Viele dieser Texte stammen von Mystikern, die vor 500 bis zu 2500 Jahren gelebt haben. Sie sind nicht nur in alten Sprachen verfasst, sondern in Gesellschaften entstanden, die anders funktionierten als unsere. Deshalb ist es oft nicht leicht, diese Schriften zu verstehen. Was meinen Mystiker zum Beispiel, wenn sie von «Gottesschau» oder von der «Befreiung von Begierden» schreiben? Was ist «Demut»? Warum soll man auf der Suche nach Erkenntnis das eigene Denken beobachten? Was geschieht, wenn man sich still hinsetzt und auf den Atem konzentriert? Warum ist das zu empfehlen?

Auch die Bibel und die systematische Theologie, also das wissenschaftliche Reden über Gott, auf das sich die Kirchen stützen, beruhen auf uralten Sprachen, historischen Denkweisen und überlieferten Ritualen. Weil die kirchlichen Traditionen und Glaubensmaximen sprachlich kaum an heutige Lebensauffassungen angepasst bzw. übersetzt werden, verstehen und glauben viele sie nicht mehr. Welcher aufgeklärte Mensch kann zum Beispiel leibliche Auferstehung nach dem Tod nachvollziehen? Wer glaubt in einer  Lebenskrise, dass ihm der gekreuzigte Jesus alles Leid abnimmt? Wer zweifelt angesichts Terroranschlägen, Umweltkatastrophen und Epidemien nicht an der Allmacht eines gütigen Gottes?

Ich bin den Glaubensmaximen und der kirchlichen Vermittlung von Religion gegenüber skeptisch bis ablehnend eingestellt. Aus dieser Skepsis heraus versuche ich im vorliegenden Buch, die christliche Lehre so ins heute zu übersetzen, dass sie nicht als veraltet oder als zu dogmatisch abgelehnt werden muss, sondern etwas aussagt über unser Dasein. Ich bemühe mich in meinen Nachforschungen und Interpretationen um Verständnis für die christliche Tradition, suche nach Verbindungen zu meinen spirituellen Erfahrungen und nehme mir dabei die Freiheit, kirchliche Dogmen zu hinterfragen und zu kritisieren. Dass ich die Philosophie von Yoga sowie Buddhas Lehre in die Überlegungen einbeziehe, hat mit meinem Austauschjahr in Thailand als Jugendliche und mit meiner Freude am Yoga zu tun. Denn erst durchs Yoga kam ich darauf, dass ich ein spiritueller Mensch bin. Die Kirche konnte mir diesen Zugang nicht vermitteln.

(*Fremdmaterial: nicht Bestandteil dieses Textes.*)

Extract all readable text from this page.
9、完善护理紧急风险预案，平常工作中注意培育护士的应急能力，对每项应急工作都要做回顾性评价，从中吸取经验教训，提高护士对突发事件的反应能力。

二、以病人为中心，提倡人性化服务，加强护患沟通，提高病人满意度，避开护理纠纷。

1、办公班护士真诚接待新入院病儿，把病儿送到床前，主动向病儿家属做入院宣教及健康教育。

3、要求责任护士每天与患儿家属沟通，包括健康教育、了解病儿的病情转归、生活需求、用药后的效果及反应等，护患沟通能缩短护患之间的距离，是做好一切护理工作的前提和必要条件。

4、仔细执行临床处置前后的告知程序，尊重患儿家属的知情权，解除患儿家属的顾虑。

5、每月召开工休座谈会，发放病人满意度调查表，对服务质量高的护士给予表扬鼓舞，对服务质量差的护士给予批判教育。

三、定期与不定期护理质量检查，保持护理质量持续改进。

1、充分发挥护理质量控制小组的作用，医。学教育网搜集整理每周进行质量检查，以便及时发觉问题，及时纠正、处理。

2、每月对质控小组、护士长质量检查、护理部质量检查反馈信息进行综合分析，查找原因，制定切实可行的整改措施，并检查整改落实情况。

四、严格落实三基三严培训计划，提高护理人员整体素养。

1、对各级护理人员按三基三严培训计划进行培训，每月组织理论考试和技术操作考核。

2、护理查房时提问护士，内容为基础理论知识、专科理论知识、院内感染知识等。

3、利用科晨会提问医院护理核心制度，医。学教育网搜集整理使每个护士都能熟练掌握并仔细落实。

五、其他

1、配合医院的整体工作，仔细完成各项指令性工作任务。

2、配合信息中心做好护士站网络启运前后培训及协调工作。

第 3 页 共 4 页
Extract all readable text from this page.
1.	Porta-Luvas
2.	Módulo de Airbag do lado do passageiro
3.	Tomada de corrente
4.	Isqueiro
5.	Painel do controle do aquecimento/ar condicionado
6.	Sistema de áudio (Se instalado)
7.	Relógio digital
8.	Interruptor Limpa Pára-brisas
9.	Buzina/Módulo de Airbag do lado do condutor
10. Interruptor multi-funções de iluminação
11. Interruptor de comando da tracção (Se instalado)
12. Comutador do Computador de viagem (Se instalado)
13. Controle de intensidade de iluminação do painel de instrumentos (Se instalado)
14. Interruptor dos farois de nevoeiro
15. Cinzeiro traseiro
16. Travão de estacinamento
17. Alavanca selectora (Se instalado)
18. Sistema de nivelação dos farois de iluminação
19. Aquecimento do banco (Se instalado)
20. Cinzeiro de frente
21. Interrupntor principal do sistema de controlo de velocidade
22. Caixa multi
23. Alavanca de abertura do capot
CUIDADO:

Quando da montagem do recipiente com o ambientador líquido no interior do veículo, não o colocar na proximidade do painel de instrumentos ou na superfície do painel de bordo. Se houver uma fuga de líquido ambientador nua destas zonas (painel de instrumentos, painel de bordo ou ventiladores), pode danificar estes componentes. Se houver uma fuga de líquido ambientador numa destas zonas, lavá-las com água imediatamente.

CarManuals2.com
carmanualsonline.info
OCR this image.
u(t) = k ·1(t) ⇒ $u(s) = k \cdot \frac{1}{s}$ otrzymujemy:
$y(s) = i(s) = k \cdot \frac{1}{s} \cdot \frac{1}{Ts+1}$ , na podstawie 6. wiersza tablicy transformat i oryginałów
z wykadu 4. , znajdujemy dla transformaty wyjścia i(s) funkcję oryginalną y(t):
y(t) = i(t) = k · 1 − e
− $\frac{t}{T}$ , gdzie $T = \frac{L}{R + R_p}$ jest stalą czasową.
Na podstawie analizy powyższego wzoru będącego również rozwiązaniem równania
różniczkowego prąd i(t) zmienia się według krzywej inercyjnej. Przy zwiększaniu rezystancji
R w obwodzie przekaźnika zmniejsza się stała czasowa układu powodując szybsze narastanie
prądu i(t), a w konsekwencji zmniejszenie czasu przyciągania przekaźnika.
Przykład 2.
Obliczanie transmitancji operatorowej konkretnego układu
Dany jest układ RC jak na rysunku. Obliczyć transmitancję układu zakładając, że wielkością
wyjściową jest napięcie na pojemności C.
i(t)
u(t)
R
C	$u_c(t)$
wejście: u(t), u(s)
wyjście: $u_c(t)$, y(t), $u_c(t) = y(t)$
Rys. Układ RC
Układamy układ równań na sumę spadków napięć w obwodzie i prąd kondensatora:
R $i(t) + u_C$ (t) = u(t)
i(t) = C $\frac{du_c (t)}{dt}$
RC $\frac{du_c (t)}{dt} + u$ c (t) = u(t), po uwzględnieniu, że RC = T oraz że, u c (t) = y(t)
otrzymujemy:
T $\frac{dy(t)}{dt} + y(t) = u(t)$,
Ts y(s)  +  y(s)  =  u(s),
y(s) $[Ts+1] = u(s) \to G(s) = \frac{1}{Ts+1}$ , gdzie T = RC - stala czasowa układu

Damit bin ich nicht alleine. Viele Menschen fühlen sich in ihrem Bedürfnis nach Spiritualität, Lebenssinn und Seelenfrieden von der Kirche nicht ernst genommen. Deshalb suchen sie in anderen religiösen Traditionen und in anderen Tätigkeiten danach. Dagegen spricht nichts – außer vielleicht, dass es auch indische Gurus gibt, die ihre moralischen Überzeugungen autoritär durchzusetzen versuchen und man auch bei anderen Tätigkeiten immer wieder an Grenzen stösst. In der eigenen Religion sind einem die Dogmen und gesellschaftlichen Zwänge einfach bewusster als in einer exotischen. Das erzeugt Reibungsfläche – was gut ist.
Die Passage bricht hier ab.